Polaris has worked on thousands of cases of trafficking involving foreign national survivors who are legally living and/or working in the United States. These include survivors of both sex and labor trafficking.

Myth

Only women and girls can be victims and survivors of sex trafficking.

Reality

Men and boys are also victimized by sex traffickers. LGBTQ boys and young men are seen as particularly vulnerable to trafficking.

Myth

Human trafficking only happens in illegal or underground industries.

Reality

Human trafficking cases have been reported and prosecuted in industries including restaurants, cleaning services, construction, factories and more. 

Myth

Human trafficking involves moving, traveling or transporting a person across state or national borders.

Reality

Human trafficking is often confused with human smuggling, which involves illegal border crossings. In fact, the crime of human trafficking does not require any movement whatsoever. Survivors can be recruited and trafficked in their own home towns, even their own homes.

Myth

If the trafficked person consented to be in their initial situation, then it cannot be human trafficking or against their will because they “knew better.”

Reality

Initial consent to commercial sex or a labor setting prior to acts of force, fraud, or coercion (or if the victim is a minor in a sex trafficking situation) is not relevant to the crime, nor is payment.

Myth

People being trafficked are physically unable to leave their situations/locked in/held against their will.

Reality

That is sometimes the case. More often, however, people in trafficking situations stay for reasons that are more complicated. Some lack the basic necessities to physically get out – such as transportation or a safe place to live. Some are afraid for their safety. Some have been so effectively manipulated that they do not identify at that point as being under the control of another person.

Myth

Labor trafficking is only or primarily a problem in developing countries.

Reality

Labor trafficking occurs in the United States and in other developed countries but is reported at lower rates than sex trafficking.

Myth

All commercial sex is human trafficking.

Reality

All commercial sex involving a minor is legally considered human trafficking.
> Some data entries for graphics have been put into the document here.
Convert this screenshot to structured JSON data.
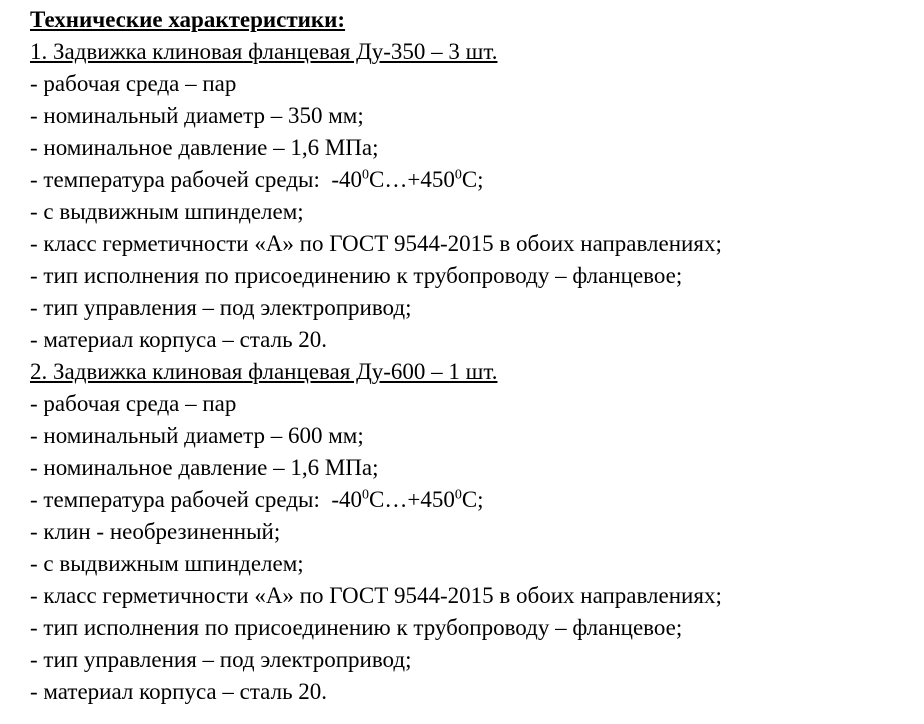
{
  "document": {
    "title": "Технические характеристики:",
    "sections": [
      {
        "heading": "1. Задвижка клиновая фланцевая Ду-350 – 3 шт.",
        "specs": [
          {
            "text": "- рабочая среда – пар"
          },
          {
            "text": "- номинальный диаметр – 350 мм;"
          },
          {
            "text": "- номинальное давление – 1,6 МПа;"
          },
          {
            "prefix": "- температура рабочей среды:  -40",
            "sup1": "0",
            "mid": "С…+450",
            "sup2": "0",
            "suffix": "С;"
          },
          {
            "text": "- с выдвижным шпинделем;"
          },
          {
            "text": "- класс герметичности «А» по ГОСТ 9544-2015 в обоих направлениях;"
          },
          {
            "text": "- тип исполнения по присоединению к трубопроводу – фланцевое;"
          },
          {
            "text": "- тип управления – под электропривод;"
          },
          {
            "text": "- материал корпуса – сталь 20."
          }
        ]
      },
      {
        "heading": "2. Задвижка клиновая фланцевая Ду-600 – 1 шт.",
        "specs": [
          {
            "text": "- рабочая среда – пар"
          },
          {
            "text": "- номинальный диаметр – 600 мм;"
          },
          {
            "text": "- номинальное давление – 1,6 МПа;"
          },
          {
            "prefix": "- температура рабочей среды:  -40",
            "sup1": "0",
            "mid": "С…+450",
            "sup2": "0",
            "suffix": "С;"
          },
          {
            "text": "- клин - необрезиненный;"
          },
          {
            "text": "- с выдвижным шпинделем;"
          },
          {
            "text": "- класс герметичности «А» по ГОСТ 9544-2015 в обоих направлениях;"
          },
          {
            "text": "- тип исполнения по присоединению к трубопроводу – фланцевое;"
          },
          {
            "text": "- тип управления – под электропривод;"
          },
          {
            "text": "- материал корпуса – сталь 20."
          }
        ]
      }
    ]
  }
}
Commercial sex involving an adult is human trafficking if the person providing commercial sex is doing so against his or her will as a result of force, fraud or coercion.

Myth

People in active trafficking situations always want help getting out.

Reality

Every trafficking situation is unique and self-identification as a trafficking victim or survivor happens along a continuum. Fear, isolation, guilt, shame, misplaced loyalty and expert manipulation are among the many factors that may keep a person from seeking help or identifying as a victim even if they are, in fact, being actively trafficked.